Gordon’s one-handed 16th’s on the hi-hat are loose, propulsive and ear-catching. His brief solo at 1:15 is an air-drumming viral video in waiting.
After the melody, it’s another long Zappa guitar jam. This sort of thing can seem dull, especially after “D.C. Boogie”. It’s just one chord, no dynamics, no obvious arc. It just hangs in one place and goes on and on…..
True enough, but that misses the point. A rock guitar solo is good if it rocks; in other words, if it pushes deeper into the tonality and rhythm, as opposed to getting away from it, as a jazz player might. It’s sort of like driving on an endless highway— the scenery doesn’t really change, nor does the elevation, but you could go forever.

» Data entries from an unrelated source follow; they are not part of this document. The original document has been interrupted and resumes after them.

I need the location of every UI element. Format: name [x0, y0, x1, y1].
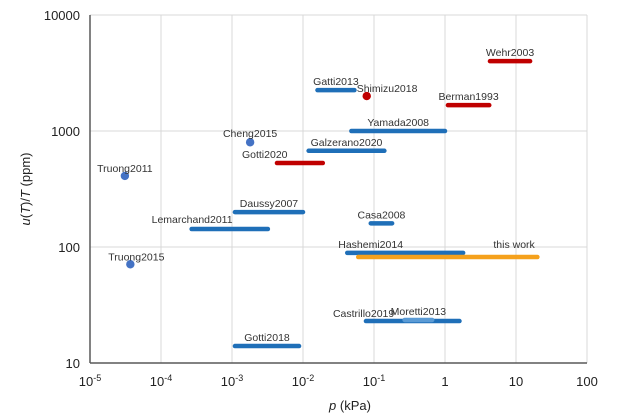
data-label-galzerano2020: Galzerano2020 — [311, 137, 383, 149]
x-tick-label: 100 — [576, 374, 598, 389]
data-label-wehr2003: Wehr2003 — [486, 47, 534, 59]
data-label-yamada2008: Yamada2008 — [367, 117, 429, 129]
y-axis-label: u(T)/T (ppm) — [18, 153, 33, 226]
y-tick-label: 1000 — [51, 124, 80, 139]
point-truong2011 — [120, 171, 130, 181]
gridlines — [90, 14, 588, 363]
x-axis-label-unit: (kPa) — [336, 398, 371, 413]
x-axis-label: p (kPa) — [328, 398, 371, 413]
y-tick-label: 10 — [66, 356, 80, 371]
point-shimizu2018 — [362, 91, 371, 101]
data-label-castrillo2019: Castrillo2019 — [333, 308, 394, 320]
data-label-truong2011: Truong2011 — [97, 163, 153, 175]
x-tick-labels: 10-5 10-4 10-3 10-2 10-1 1 10 100 — [79, 373, 598, 389]
axes — [89, 15, 587, 364]
data-marks — [120, 58, 540, 349]
y-tick-label: 10000 — [44, 8, 80, 23]
data-label-gotti2018: Gotti2018 — [244, 332, 290, 344]
x-axis-label-symbol: p — [328, 398, 336, 413]
data-label-this-work: this work — [493, 239, 535, 251]
data-label-shimizu2018: Shimizu2018 — [357, 83, 418, 95]
data-label-moretti2013: Moretti2013 — [391, 306, 447, 318]
x-tick-label: 10-4 — [150, 373, 172, 389]
point-cheng2015 — [245, 138, 255, 147]
data-label-truong2015: Truong2015 — [108, 251, 164, 263]
data-label-cheng2015: Cheng2015 — [223, 128, 277, 140]
data-label-hashemi2014: Hashemi2014 — [338, 239, 403, 251]
data-label-casa2008: Casa2008 — [358, 209, 406, 221]
data-label-berman1993: Berman1993 — [439, 91, 499, 103]
data-label-lemarchand2011: Lemarchand2011 — [152, 214, 233, 226]
data-label-gatti2013: Gatti2013 — [313, 76, 359, 88]
x-tick-label: 10-1 — [363, 373, 385, 389]
x-tick-label: 10 — [509, 374, 523, 389]
y-tick-label: 100 — [58, 240, 80, 255]
y-tick-labels: 10 100 1000 10000 — [44, 8, 80, 371]
data-label-daussy2007: Daussy2007 — [240, 198, 299, 210]
point-truong2015 — [126, 260, 135, 269]
x-tick-label: 10-3 — [221, 373, 243, 389]
data-label-gotti2020: Gotti2020 — [242, 149, 288, 161]
x-tick-label: 10-2 — [292, 373, 314, 389]
x-tick-label: 1 — [441, 374, 448, 389]
x-tick-label: 10-5 — [79, 373, 101, 389]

Zappa was one of the best of his generation at this. Gordon, Dave Parlato (who has some great moments on this track, going high and getting in there with Frank) and rhythm/slide guitarist Tony Duran get down and rock out, creating the right texture for a classic Zappa solo and a perfect example of what jamming was all about.

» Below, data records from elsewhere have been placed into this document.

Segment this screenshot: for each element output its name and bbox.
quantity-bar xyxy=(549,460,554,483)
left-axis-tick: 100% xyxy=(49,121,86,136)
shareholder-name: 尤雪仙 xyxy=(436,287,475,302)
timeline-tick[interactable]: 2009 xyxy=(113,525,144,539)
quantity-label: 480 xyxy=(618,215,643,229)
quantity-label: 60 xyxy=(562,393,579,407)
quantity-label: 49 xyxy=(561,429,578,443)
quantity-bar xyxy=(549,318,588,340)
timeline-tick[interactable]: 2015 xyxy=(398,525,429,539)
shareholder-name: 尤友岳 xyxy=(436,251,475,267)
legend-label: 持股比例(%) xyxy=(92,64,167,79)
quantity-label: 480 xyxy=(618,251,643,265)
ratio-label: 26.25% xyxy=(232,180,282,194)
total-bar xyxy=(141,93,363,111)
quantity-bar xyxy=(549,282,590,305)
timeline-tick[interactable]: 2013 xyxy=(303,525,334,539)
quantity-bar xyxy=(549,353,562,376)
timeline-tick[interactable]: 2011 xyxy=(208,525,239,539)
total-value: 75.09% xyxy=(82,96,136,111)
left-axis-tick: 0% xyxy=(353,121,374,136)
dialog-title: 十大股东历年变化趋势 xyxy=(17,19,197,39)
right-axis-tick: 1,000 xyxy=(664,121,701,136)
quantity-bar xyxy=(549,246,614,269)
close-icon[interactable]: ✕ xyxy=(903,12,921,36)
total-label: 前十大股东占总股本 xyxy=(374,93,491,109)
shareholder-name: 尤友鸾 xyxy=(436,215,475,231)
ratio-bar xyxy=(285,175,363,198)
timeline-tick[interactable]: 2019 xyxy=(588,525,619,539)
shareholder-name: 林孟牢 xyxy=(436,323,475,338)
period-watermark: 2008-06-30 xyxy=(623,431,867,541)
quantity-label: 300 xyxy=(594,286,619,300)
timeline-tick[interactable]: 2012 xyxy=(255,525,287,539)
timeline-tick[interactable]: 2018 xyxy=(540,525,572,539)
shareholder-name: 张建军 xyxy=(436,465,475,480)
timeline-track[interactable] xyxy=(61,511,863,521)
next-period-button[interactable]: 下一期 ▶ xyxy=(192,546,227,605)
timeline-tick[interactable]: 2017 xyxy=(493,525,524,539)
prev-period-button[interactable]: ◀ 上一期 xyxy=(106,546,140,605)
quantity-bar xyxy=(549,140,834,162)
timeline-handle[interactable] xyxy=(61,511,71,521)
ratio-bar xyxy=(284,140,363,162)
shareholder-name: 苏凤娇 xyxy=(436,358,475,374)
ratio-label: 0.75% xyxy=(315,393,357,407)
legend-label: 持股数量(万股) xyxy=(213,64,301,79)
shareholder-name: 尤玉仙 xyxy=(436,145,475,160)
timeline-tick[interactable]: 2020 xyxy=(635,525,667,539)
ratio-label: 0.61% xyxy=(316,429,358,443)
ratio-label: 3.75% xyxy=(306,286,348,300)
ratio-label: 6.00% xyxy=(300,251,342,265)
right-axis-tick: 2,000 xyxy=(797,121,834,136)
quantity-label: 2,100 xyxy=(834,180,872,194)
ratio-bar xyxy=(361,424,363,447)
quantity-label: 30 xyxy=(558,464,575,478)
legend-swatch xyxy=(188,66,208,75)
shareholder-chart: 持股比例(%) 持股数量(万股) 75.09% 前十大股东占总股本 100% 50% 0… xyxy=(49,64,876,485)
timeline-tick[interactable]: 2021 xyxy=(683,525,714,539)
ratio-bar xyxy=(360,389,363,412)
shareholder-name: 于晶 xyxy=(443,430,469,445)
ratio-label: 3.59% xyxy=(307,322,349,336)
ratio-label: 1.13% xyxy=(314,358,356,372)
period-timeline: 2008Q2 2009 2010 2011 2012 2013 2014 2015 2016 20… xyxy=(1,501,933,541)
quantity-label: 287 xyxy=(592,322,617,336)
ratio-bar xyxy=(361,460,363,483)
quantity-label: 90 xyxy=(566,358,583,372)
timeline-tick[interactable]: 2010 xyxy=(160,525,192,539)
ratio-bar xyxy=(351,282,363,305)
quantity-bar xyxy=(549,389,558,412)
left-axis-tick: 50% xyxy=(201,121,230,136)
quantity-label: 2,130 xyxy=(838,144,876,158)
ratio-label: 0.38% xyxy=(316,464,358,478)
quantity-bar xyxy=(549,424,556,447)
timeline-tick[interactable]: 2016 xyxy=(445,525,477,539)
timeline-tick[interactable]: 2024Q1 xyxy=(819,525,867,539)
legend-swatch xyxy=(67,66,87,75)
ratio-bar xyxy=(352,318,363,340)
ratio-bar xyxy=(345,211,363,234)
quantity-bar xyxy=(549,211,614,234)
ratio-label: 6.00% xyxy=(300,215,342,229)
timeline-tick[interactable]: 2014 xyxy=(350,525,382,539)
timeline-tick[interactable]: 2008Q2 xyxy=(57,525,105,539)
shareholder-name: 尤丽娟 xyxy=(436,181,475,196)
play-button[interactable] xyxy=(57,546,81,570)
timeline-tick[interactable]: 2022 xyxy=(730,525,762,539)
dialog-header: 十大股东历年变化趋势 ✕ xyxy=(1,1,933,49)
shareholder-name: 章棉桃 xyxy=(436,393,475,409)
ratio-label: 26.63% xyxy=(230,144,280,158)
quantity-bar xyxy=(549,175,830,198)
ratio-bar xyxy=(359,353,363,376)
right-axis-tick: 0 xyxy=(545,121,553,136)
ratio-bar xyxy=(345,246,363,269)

The solo winds up, we get another iteration of the melody, and it’s over. Zappa thanks the audience, this is the natural ending place for the album.8
Jim Gordon’s musicianship and accomplishments were not enough to spare him the effects of his violent paranoid schizophrenia. By 1980, he was no longer able to work, as his condition had made him erratic and unreliable. Tragically, in 1983, paranoid and hearing voices, Gordon killed his mother. He was diagnosed, tried, convicted, and spent the rest of his life incarcerated, never playing music again. He died in March 2023, and here’s his NY Times obit.
The sad and violent end of Gordon’s career can’t be dismissed or written off, but neither can his remarkable achievement as a musician. The songs Jim Gordon played on are heard today, and they’re songs we’ve loved for almost 60 years, connecting generations, known across the globe.

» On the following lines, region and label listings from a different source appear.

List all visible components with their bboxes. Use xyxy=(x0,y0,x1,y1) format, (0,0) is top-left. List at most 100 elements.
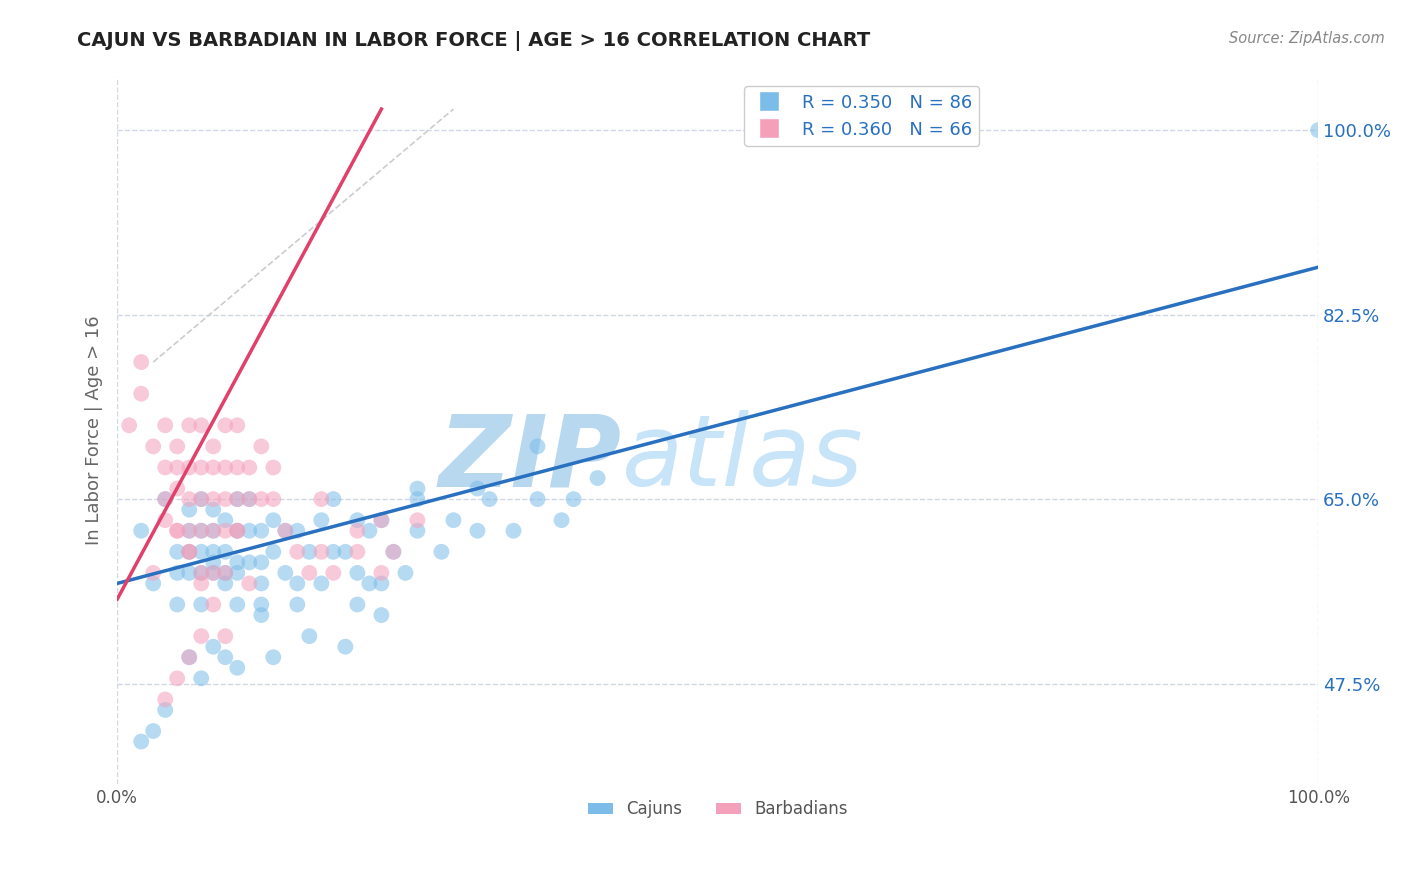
Point xyxy=(179,460,201,475)
Point xyxy=(238,576,260,591)
Point xyxy=(202,566,225,580)
Point xyxy=(335,545,357,559)
Point xyxy=(190,524,212,538)
Point xyxy=(226,598,249,612)
Point xyxy=(129,734,152,748)
Point xyxy=(502,524,524,538)
Point xyxy=(179,418,201,433)
Point xyxy=(214,545,236,559)
Point xyxy=(166,524,188,538)
Point xyxy=(202,598,225,612)
Point xyxy=(166,598,188,612)
Point xyxy=(406,482,429,496)
Point xyxy=(155,692,177,706)
Text: atlas: atlas xyxy=(621,410,863,508)
Point xyxy=(214,629,236,643)
Point xyxy=(190,566,212,580)
Point xyxy=(359,524,381,538)
Point xyxy=(166,482,188,496)
Point xyxy=(190,418,212,433)
Point xyxy=(238,492,260,507)
Point xyxy=(550,513,572,527)
Point xyxy=(190,492,212,507)
Point xyxy=(430,545,453,559)
Point xyxy=(262,460,284,475)
Point xyxy=(285,576,308,591)
Point xyxy=(202,460,225,475)
Point xyxy=(238,460,260,475)
Point xyxy=(346,598,368,612)
Y-axis label: In Labor Force | Age > 16: In Labor Force | Age > 16 xyxy=(86,316,103,545)
Point xyxy=(155,460,177,475)
Point xyxy=(346,524,368,538)
Point xyxy=(166,460,188,475)
Point xyxy=(238,555,260,569)
Point xyxy=(226,524,249,538)
Point xyxy=(285,545,308,559)
Point xyxy=(190,576,212,591)
Point xyxy=(166,524,188,538)
Point xyxy=(214,513,236,527)
Point xyxy=(250,524,273,538)
Point xyxy=(382,545,405,559)
Point xyxy=(322,566,344,580)
Point xyxy=(214,460,236,475)
Point xyxy=(190,545,212,559)
Point xyxy=(226,460,249,475)
Point xyxy=(311,576,333,591)
Point xyxy=(526,492,548,507)
Point xyxy=(370,608,392,623)
Text: ZIP: ZIP xyxy=(439,410,621,508)
Point xyxy=(214,524,236,538)
Point xyxy=(155,492,177,507)
Point xyxy=(155,418,177,433)
Point xyxy=(190,524,212,538)
Point xyxy=(285,598,308,612)
Point xyxy=(202,566,225,580)
Point xyxy=(129,524,152,538)
Point xyxy=(179,650,201,665)
Point xyxy=(179,650,201,665)
Point xyxy=(190,492,212,507)
Point xyxy=(190,598,212,612)
Point xyxy=(202,555,225,569)
Point xyxy=(202,439,225,453)
Point xyxy=(155,703,177,717)
Point xyxy=(179,545,201,559)
Point xyxy=(202,502,225,516)
Point xyxy=(214,418,236,433)
Point xyxy=(322,492,344,507)
Point xyxy=(202,524,225,538)
Point xyxy=(155,513,177,527)
Point xyxy=(179,566,201,580)
Point xyxy=(202,524,225,538)
Point xyxy=(179,545,201,559)
Point xyxy=(359,576,381,591)
Point xyxy=(179,502,201,516)
Point xyxy=(274,566,297,580)
Point xyxy=(346,566,368,580)
Point xyxy=(142,566,165,580)
Point xyxy=(250,598,273,612)
Point xyxy=(238,492,260,507)
Point xyxy=(142,724,165,739)
Point xyxy=(179,545,201,559)
Point xyxy=(478,492,501,507)
Point xyxy=(346,513,368,527)
Point xyxy=(226,524,249,538)
Point xyxy=(214,650,236,665)
Point xyxy=(274,524,297,538)
Text: Source: ZipAtlas.com: Source: ZipAtlas.com xyxy=(1229,31,1385,46)
Point xyxy=(250,608,273,623)
Point xyxy=(166,545,188,559)
Point xyxy=(179,524,201,538)
Point xyxy=(226,661,249,675)
Point xyxy=(467,524,489,538)
Point xyxy=(298,545,321,559)
Point xyxy=(443,513,465,527)
Point xyxy=(166,566,188,580)
Point xyxy=(298,566,321,580)
Point xyxy=(467,482,489,496)
Point xyxy=(262,513,284,527)
Point xyxy=(526,439,548,453)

We remember Gordon for his beat and his energy, but in his brief time with Zappa, we realize we could have known him for that, and a lot more.
All respect and gratitude to Jim Gordon, Frank Zappa, and their community, and as always, thank you all.
Gordon’s playing on “Wichita Lineman” is sublime, worthy of its own article.
Gordon is playing drumset on “Apache”. The vocal-like bongo part on the famous break was played by legendary percussionist King Errisson.
“Layla”, the song, and album, are of course properly credited to Derek and the Dominos, which consisted of Clapton, keyboardist/vocalist Bobby Whitlock, bassist Carl Radle, and Gordon. For the recording of their only studio album, Layla And Other Assorted Love Songs, Duane Allman guested on many of the tracks. And now I’ve written rock history.
Of course, Low Spark Of The High Heeled Boys, the song and album, is really by Traffic, the band led by Winwood on and off from 1967 to 1975. I credit it to Steve Winwood because, usually, when I mention Traffic to people my age and younger, I’m met by blank stares. Steve Winwood is much more recognizable.
Gordon is on most of Pretzel Logic, the Steely Dan album that starts off with “Rikki”.
The Zappa estate has since released a concert by the 20-piece band (Wazoo), a second live album by the 10-piece band (Little Dots), and their complete final concert at Winterland (available as part of the Waka/Wazoo box set). Gordon is featured on at least two Zappa studio tracks (“Apostrophe”, “Down In De Dew”), but for all of that, I find that Imaginary Diseases remains the best example of what Gordon brought to Zappa.
I thought this was the only solo Jim recorded, but a reader (pb) pointed out that he solos on Derek and the Dominos Live At The Fillmore on “Let It Rain”, which I completely overlooked.
The final track, “Montreal”, is another one-chord jam, less engaging and more monotonous than “Imaginary Diseases”. Of course, everyone sounds great, and I’m sure some folks love it.